As Eric Naslund makes clear, his proof can be adjusted to deal with the $2$, and most reasonable variants that involve a fixed number $n$ of terms. The following is a very elementary argument for a much weaker result.
Let $q_1,q_2,\dots, q_{n}$ be a non-empty list of odd primes such that the list contains an even number (possibly $0$) of primes of the form $6k-1$. Then $2q_1q_2\cdots q_{n}$ is congruent to $2$ modulo $3$, and hence $2q_1q_2\cdots q_{n}+1$ is divisible by $3$. Since this number is greater than $3$, it is composite.
As a variant, let $p_0=2$, $p_1=3$, $p_2=5$, and so on. Let $a_n=p_0p_2p_3\cdots p_n+1$. (Note that we are skipping the prime $3$.) Then the sequence $(a_n)$ contains infinitely many composite numbers.
The proof uses nothing more than Euclid's Theorem.
It can be proved, by a mild variant of Euclid's proof, that there are infinitely many primes of the form $6k-1$. (There are also infinitely many of the form $6k+1$, but the proof is a little harder.)
From the fact that there are infinitely many primes of the form $6k-1$, we can, by taking an even number of them, and if necessary adding $5$ to the list, produce, for any fixed $n>1$, infinitely many $n$-tuples $(q_1,q_2,\dots,q_n)$ of distinct primes such that $2q_1q_2\cdots q_n +1$ is composite. The fact that there are infinitely many primes of the form $6k+1$ gives us in addition the result for $n=1$.

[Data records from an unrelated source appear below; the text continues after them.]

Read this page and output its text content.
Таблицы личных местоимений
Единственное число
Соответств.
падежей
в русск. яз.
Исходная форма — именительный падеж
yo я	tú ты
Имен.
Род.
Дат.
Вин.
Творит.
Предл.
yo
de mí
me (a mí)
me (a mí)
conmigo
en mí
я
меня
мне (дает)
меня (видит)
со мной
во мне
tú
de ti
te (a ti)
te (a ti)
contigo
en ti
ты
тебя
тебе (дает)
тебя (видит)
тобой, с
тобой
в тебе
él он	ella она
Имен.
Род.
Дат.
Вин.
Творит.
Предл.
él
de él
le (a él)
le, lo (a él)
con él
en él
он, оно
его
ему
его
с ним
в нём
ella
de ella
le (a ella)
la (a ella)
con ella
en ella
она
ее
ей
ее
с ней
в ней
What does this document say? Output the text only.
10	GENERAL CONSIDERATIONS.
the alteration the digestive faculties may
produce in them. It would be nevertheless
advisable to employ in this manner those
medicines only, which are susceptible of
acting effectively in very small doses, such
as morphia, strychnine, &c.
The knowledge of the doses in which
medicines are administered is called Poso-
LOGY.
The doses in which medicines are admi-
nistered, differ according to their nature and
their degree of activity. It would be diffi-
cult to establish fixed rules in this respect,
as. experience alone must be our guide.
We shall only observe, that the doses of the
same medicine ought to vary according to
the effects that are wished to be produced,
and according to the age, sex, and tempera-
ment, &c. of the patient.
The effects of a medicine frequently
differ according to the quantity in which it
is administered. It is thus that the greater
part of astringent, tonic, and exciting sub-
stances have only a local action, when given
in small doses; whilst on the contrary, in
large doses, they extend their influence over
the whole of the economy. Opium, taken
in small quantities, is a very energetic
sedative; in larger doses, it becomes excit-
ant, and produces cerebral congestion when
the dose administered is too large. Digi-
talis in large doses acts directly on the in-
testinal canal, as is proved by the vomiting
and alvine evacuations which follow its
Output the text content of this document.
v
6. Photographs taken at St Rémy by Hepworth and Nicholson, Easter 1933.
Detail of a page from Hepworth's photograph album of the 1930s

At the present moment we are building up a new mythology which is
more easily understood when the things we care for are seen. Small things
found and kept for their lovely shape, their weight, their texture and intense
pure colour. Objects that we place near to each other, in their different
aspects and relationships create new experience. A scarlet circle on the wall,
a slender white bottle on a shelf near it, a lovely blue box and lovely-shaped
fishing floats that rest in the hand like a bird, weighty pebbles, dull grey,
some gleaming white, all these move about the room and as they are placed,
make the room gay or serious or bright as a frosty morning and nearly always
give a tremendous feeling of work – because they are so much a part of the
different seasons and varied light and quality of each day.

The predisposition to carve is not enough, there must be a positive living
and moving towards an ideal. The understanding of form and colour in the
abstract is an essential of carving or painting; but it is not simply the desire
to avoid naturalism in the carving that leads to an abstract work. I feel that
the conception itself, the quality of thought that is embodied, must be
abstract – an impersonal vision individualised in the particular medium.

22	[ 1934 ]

Comment: The numbers $a_n=p_0p_2p_3\cdots p_n+1$ mentioned in the solution are close relatives of $b_n=p_0p_1p_2\cdots p_n+1$. But while the proof that the sequence $(a_n)$ has infinitely many composites was elementary, at this time it is not known whether the sequence $(b_n)$ has infinitely many composites.